Il s’en faut que les Évangiles nous empêchent de considérer la situation comme quelque chose d’impossible et nous pouvons précisément envisager le ministère de Jésus comme un tissu de difficultés insurmontables et supposer, de sa part, un sens de ce qui était possible et de ce qui ne l’était pas, avec un souci de s’exprimer de manière à ménager l’avenir, à le rendre possible sans piétiner le passé et susciter, contre cet avenir qu’il voulait préparer, un blocage définitif.
Nous pouvons nous rendre compte, d’ailleurs, de l’immense itinéraire parcouru dans cette brève carrière de Jésus-Christ par le fait que l’homme le plus génial, celui qui a le plus fait pour accréditer le message de Jésus-Christ et pour porter sa Présence aux nations, je veux dire saint Paul, a été aussi, à l’origine, l’ennemi le plus acharné.

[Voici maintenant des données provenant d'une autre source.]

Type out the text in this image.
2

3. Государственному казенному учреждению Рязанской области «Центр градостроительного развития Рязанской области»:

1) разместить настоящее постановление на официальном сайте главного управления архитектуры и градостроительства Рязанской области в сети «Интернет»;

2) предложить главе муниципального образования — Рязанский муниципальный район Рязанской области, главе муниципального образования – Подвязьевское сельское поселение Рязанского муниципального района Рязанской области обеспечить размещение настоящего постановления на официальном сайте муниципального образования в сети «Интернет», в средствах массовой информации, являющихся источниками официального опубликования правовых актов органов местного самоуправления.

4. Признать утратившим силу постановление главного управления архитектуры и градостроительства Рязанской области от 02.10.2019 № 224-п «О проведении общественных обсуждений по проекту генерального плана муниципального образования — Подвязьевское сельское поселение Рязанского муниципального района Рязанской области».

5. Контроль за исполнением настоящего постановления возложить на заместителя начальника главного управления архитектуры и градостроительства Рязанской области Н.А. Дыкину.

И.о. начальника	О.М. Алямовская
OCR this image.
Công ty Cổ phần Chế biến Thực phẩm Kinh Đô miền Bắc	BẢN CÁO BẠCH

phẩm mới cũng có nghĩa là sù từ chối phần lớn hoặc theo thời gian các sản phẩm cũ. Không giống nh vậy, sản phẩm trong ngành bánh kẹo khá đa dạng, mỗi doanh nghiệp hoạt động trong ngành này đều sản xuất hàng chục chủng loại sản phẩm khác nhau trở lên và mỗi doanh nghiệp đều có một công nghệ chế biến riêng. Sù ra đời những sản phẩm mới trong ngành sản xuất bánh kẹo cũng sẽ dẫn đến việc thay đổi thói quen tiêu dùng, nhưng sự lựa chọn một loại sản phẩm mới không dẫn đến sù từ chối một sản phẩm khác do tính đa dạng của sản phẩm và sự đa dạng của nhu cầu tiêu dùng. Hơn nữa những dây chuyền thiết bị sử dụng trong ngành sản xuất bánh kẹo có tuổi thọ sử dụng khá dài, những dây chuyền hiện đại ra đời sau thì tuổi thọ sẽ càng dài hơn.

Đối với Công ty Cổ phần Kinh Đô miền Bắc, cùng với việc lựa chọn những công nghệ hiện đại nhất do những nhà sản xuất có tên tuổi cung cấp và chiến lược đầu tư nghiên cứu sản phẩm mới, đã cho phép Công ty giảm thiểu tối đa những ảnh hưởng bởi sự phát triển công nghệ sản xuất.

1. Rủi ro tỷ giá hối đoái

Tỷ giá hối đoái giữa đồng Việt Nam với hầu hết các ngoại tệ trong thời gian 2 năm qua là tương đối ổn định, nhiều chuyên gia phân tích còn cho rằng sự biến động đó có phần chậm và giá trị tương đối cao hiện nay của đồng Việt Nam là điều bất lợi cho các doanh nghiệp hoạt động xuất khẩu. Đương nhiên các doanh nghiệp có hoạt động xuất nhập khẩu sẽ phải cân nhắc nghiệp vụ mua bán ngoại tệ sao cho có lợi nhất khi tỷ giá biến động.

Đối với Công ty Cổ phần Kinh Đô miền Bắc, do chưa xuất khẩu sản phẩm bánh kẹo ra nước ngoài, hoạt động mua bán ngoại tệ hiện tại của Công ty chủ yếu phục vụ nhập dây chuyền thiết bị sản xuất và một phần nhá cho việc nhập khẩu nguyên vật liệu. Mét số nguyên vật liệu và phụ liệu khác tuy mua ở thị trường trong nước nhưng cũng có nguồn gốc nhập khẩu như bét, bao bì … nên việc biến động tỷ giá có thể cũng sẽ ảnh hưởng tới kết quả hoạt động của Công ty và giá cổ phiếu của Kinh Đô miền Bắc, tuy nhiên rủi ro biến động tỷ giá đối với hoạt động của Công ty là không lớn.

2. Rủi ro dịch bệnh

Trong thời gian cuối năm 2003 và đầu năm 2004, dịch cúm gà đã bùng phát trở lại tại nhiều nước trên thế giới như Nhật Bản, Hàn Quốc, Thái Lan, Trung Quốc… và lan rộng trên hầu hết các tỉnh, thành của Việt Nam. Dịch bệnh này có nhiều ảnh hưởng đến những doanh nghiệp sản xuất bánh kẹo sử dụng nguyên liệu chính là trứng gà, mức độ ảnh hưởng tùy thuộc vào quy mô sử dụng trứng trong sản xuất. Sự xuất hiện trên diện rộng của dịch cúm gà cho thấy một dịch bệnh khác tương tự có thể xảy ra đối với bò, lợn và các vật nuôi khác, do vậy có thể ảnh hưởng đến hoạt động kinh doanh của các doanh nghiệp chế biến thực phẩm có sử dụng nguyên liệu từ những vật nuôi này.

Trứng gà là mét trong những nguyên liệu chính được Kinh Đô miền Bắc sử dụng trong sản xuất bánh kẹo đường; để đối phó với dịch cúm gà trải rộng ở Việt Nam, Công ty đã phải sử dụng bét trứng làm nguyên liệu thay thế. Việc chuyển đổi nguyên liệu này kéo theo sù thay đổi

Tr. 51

Il a senti l’incompatibilité absolue entre ce que le Christ apportait et ce que la tradition des Pères, dans laquelle il avait été nourri, affirmait. Et c’est parce qu’il a senti cet écart qu’il a voulu percer dans l’œuf l’Eglise naissante qui commençait à propager le témoignage de Jésus-Christ.
Le vrai sanctuaire, c’est l’homme! C’est l’homme!
D’autre part, le Grand Prêtre qui porte le destin de la nation, a senti, lui aussi, l’immense danger, sans pouvoir le formuler, l’immense danger qu’était pour la nation, du moins ce qui en subsistait, la présence de ce prophète mal accrédité qui n’avait pas fait d’études régulières, qui venait d’une province méprisée et dont les dires ambigus précisément pouvaient être pleins de dangers. Et il ne se trompait pas : le destin de la nation se jouait, en effet, puisque Jésus allait être la pierre d’angle d’une religion universelle qui refuse de reconnaître un peuple élu, en établissant justement avec Dieu des rapports de personne à personne dans l’intimité de chacun.
Nous envisageons donc toute cette histoire avec un regard entièrement neuf, si nous la prenons, dès le départ, dans cette sorte de nœud tragique où une mission impossible, eu égard aux circonstances, prend son départ.
Si nous nous reportons maintenant à la fin, nous pouvons symboliser, dans un épisode, le dénouement tragique et définitif. Cet épisode, c’est le Lavement des pieds qui se situe aux derniers jours de Jésus, ce Lavement des pieds qui est comme la révélation brusquée de tout le secret. Il signifie, d’une part, que le Royaume de Dieu est au-dedans de nous, que le ciel est ici, maintenant, au-dedans de nous, que Dieu est, comme Jésus l’avait présenté à la Samaritaine, une source en nous qui jaillit en vie éternelle, que le Temple n’est plus le sanctuaire prodigieux et magnifique et qui fait l’admiration des Juifs du monde entier quand ils viennent en pèlerinage. Le vrai sanctuaire, c’est l’homme! C’est l’homme!